POLK COUNTY, Fla. — We’ve all seen drivers do it: people behind the wheel trying to multitask.
Now Polk County is fighting back against distracted driving, starting with your children.
“I can tell when they are swerving or not going very fast and I go by them and they are texting,” Mandy MacDowell said.
She is one of the millions who have driven by a car and recognized they’re not exactly paying attention to the road.
Sitting at a stoplight or flying down the highway, it’s not hard to spot a driver that is distracted.
In fact, it was pretty easy for ABC Action News to find photos online of drivers doing almost everything besides paying attention.
One woman can be seen driving while eating and having her foot dangling out the window.
In another photo, a driver is caught clipping her nails and talking on the phone, all while out on the road.
“It does, it makes me very upset because they can cause a wreck and they are not paying attention,” MacDowell said.
The worst thing she’s spotted in the past is a woman texting on the phone, nearly crashing and then carrying on like nothing had happened.
While distracted driving seems to be happening everywhere, ABC Action News discovered in all of 2017 only seven tickets were handed out across the state for texting and driving.
We asked the Florida Highway Patrol how that could be, and troopers explained that in Florida, it’s a secondary offense so it’s very hard to pull someone over without the driver also breaking another law first.
After that, it’s even tougher to prove the driver was doing something illegal at the time without data from the cell phone.
“We’ve already adopted a goal of zero traffic-related fatalities,” Tom Deardorff with the Polk County Transportation and Planning Organization (TPO) said.

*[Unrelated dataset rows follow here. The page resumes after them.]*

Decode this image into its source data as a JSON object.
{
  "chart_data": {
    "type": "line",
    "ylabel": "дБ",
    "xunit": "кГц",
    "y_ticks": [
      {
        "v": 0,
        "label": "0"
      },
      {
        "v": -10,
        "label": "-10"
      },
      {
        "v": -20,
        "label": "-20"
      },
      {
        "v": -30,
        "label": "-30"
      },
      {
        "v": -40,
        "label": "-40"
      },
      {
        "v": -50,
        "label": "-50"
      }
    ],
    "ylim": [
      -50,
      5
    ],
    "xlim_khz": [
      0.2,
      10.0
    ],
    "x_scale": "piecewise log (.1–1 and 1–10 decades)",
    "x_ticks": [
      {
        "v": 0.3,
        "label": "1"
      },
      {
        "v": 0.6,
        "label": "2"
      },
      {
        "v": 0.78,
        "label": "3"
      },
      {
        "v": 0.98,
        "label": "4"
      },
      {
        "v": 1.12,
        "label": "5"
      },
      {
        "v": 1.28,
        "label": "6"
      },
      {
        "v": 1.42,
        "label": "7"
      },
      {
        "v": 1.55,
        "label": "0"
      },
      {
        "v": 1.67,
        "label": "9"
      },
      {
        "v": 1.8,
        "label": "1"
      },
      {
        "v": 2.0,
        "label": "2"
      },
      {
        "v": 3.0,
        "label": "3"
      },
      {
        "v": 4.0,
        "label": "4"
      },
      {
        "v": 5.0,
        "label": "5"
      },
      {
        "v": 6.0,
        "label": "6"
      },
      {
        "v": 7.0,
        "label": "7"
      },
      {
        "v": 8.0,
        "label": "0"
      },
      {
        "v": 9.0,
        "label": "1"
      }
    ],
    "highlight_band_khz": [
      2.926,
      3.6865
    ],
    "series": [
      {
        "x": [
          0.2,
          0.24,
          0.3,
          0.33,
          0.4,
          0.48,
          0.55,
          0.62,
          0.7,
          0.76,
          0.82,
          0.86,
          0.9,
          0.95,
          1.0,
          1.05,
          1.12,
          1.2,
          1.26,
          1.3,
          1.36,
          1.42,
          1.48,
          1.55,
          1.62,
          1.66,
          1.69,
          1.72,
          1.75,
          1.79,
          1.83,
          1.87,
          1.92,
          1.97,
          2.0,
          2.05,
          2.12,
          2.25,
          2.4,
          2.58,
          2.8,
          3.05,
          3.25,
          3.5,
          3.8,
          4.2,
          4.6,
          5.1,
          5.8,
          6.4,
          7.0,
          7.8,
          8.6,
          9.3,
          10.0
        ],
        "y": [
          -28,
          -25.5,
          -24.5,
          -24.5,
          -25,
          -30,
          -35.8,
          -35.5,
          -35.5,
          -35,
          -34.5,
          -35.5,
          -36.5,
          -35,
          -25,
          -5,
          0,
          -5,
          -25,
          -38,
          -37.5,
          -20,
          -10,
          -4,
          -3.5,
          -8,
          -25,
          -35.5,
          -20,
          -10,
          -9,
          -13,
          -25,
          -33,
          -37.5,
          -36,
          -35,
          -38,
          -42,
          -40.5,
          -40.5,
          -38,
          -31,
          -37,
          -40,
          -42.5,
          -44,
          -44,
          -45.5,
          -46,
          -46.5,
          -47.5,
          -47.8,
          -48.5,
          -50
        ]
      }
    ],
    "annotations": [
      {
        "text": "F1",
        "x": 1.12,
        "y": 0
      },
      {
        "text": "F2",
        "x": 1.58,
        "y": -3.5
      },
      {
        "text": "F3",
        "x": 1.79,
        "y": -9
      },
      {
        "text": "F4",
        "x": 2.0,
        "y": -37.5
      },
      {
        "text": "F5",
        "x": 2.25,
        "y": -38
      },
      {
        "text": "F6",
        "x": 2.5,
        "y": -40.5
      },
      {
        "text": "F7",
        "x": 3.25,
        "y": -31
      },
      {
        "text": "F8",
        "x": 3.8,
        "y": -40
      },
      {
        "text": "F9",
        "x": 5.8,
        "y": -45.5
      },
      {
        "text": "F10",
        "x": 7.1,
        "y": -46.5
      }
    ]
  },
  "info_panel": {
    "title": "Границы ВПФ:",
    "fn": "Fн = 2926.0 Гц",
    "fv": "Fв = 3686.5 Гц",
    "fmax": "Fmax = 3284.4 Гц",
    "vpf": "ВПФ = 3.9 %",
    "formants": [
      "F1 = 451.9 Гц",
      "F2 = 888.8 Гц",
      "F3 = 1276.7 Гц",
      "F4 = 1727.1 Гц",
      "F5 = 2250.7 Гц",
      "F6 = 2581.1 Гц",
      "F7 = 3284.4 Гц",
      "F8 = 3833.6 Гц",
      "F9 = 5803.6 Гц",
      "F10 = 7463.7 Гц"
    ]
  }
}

He says safety on the roads is his number one job. And reaching a number of zero traffic deaths is a mighty goal considering ten percent of all traffic fatalities are related to distracted driving.
But that’s why they’ve started up a new campaign targeting 15-19-year-olds.
They will be educating them on why it’s so dangerous to not be 100 perfect focused on the road.
“I’ve saw it a lot more this last year around here more than I used to,” MacDowell said.
He thinks it’s a great idea to start combating the issue before it gets any worse.
Polk TPO says they’ve decided to target the issue now because fatalities have been increasing in the area for the last two to three years.
Experts also say that at any given time during the day there are about 660,000 drivers looking at their phones in broad daylight.
Polk’s first open forum to talk about distracted driving is on June 14 at 6:30 p.m.
It will be held at the Lakeland Regional Health Hollis Cancer Center Auditorium.